L'écriture ensuite : il y a quelque chose de sensuel dans le texte de Jordan. De sensuel (odeurs, couleurs, sons…) et de très visuel : les descriptions d'Aghrapur, la cité aux tours d'ivoire et aux dômes vermeils, ont une force d'évocation indéniable.
Les clins d'œil aux temps modernes, enfin. Le discours de l'auteur est émaillé de références à notre propre époque. Un des compagnons de Conan décide d'aller tirer sa fille des mains d'une secte religieuse : “capturée” par son père plus que délivrée, la donzelle s'échappe et donne l'alerte. L'épisode est cocasse lorsque l'on sait que Jacques Goimard, coresponsable avec Patrice Duvic de la publication de cette collection, est également l'artisan de la publication à grand tirage des œuvres de L. R. Hubbard. Plus loin, c'est Conan qui fera remarquer qu'un cas de problème, ce sont malheureusement toujours les étrangers qui trinquent en premier — ce n'est pas notre actuel ministre de l'intérieur qui, sur ce point, apportera la contradiction ; peut-être, à la rigueur, un léger bémol quant au “malheureusement”…
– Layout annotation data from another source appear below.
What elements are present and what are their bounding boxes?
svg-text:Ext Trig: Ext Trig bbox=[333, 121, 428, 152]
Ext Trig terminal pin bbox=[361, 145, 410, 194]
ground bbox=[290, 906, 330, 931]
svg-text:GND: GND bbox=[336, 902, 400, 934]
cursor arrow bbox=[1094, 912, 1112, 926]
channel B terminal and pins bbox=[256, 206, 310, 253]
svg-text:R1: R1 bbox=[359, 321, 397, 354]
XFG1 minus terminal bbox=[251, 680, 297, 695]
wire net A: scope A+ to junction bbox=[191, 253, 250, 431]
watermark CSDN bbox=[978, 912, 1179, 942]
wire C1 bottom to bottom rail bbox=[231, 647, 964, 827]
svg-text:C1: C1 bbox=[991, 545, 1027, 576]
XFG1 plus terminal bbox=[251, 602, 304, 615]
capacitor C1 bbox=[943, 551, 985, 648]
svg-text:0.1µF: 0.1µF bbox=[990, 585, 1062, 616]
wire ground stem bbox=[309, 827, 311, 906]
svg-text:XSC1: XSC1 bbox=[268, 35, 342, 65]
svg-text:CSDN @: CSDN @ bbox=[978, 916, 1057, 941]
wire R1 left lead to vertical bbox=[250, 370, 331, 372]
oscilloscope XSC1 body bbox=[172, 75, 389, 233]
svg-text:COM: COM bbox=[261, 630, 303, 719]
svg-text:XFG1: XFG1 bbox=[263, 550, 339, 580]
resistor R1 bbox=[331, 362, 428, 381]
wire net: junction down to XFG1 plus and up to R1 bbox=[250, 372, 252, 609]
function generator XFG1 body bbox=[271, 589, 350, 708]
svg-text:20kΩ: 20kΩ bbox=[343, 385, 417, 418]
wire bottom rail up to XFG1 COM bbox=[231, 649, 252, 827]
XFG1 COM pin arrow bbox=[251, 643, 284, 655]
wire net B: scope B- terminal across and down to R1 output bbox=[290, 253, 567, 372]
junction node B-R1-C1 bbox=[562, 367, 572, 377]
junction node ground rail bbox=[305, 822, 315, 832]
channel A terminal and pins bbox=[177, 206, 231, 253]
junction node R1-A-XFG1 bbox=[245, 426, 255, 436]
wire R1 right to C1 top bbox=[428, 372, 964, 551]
Qui a dit que l'Heroic Fantasy était forcément un genre réactionnaire ? Ce roman qui respecte pourtant parfaitement les règles du genre prouve le contraire.
Terminons en mentionnant la présence, en introduction de ce volume, de deux cartes du monde à l'époque de Conan — cartes réalisées par Jacques Goimard. Ce détail est pertinent. Il nous rappelle que Jacques Goimard est le seul éditeur de S.-F. ou de Fantastique qui, tout en agissant en professionnel de l'édition avisé, a su garder un esprit et des activités de “fan” — dans le meilleur sens du terme. J'en prendrai pour preuve tant le soin apporté à certaines de ses entreprises éditoriales (comme la belle intégrale de Cordwainer Smith, ses propres préfaces érudites ou les travaux bibliographiques dont il passe commande pour les "Livres d'or" et les "Omnibus") que la dimension ludique qu'il ne manque jamais d'inclure dans ses “œuvres” et dans leur gestion.
Notes
[1] Je suis bien conscient qu'il est politiquement incorrect d'écrire "attachées de presse" au lieu de "attachées et attachés de presse" et je prie donc É. Vonarburg de ne pas m'envoyer une lettre d'injures à titre de droit de réponse. Cela étant, corrigez-moi si je me trompe, mais à part aux éditions… Car rien n'a d'importance, y a-t-il un attaché de presse parmi nos lecteurs ?
[2] Dont le service de presse s'obstine à affirmer sur ses prières d'insérer, que la collection "Anticipation" a été créée en 1949 (date de création de la maison d'édition) alors que chacun sait — enfin, en principe — que le premier "Anticipation" est paru en septembre 51.
[3] Parfaitement Madame ! On peut être un lecteur de S.-F. et s'être tout de même tapé l'intégrale de Sartre et de Merleau-Ponty.
[4] Qui est, il est utile de la rappeler, la “première revue de l'imaginaire en France”, titre honteusement usurpé par le fanzine Planète à vendre.
[5] Tant qu'à continuer dans le politiquement incorrect…
[6] Voir mes commentaires sur la notion de “compacité” dans un texte littéraire, quelque part dans un des premiers KBN.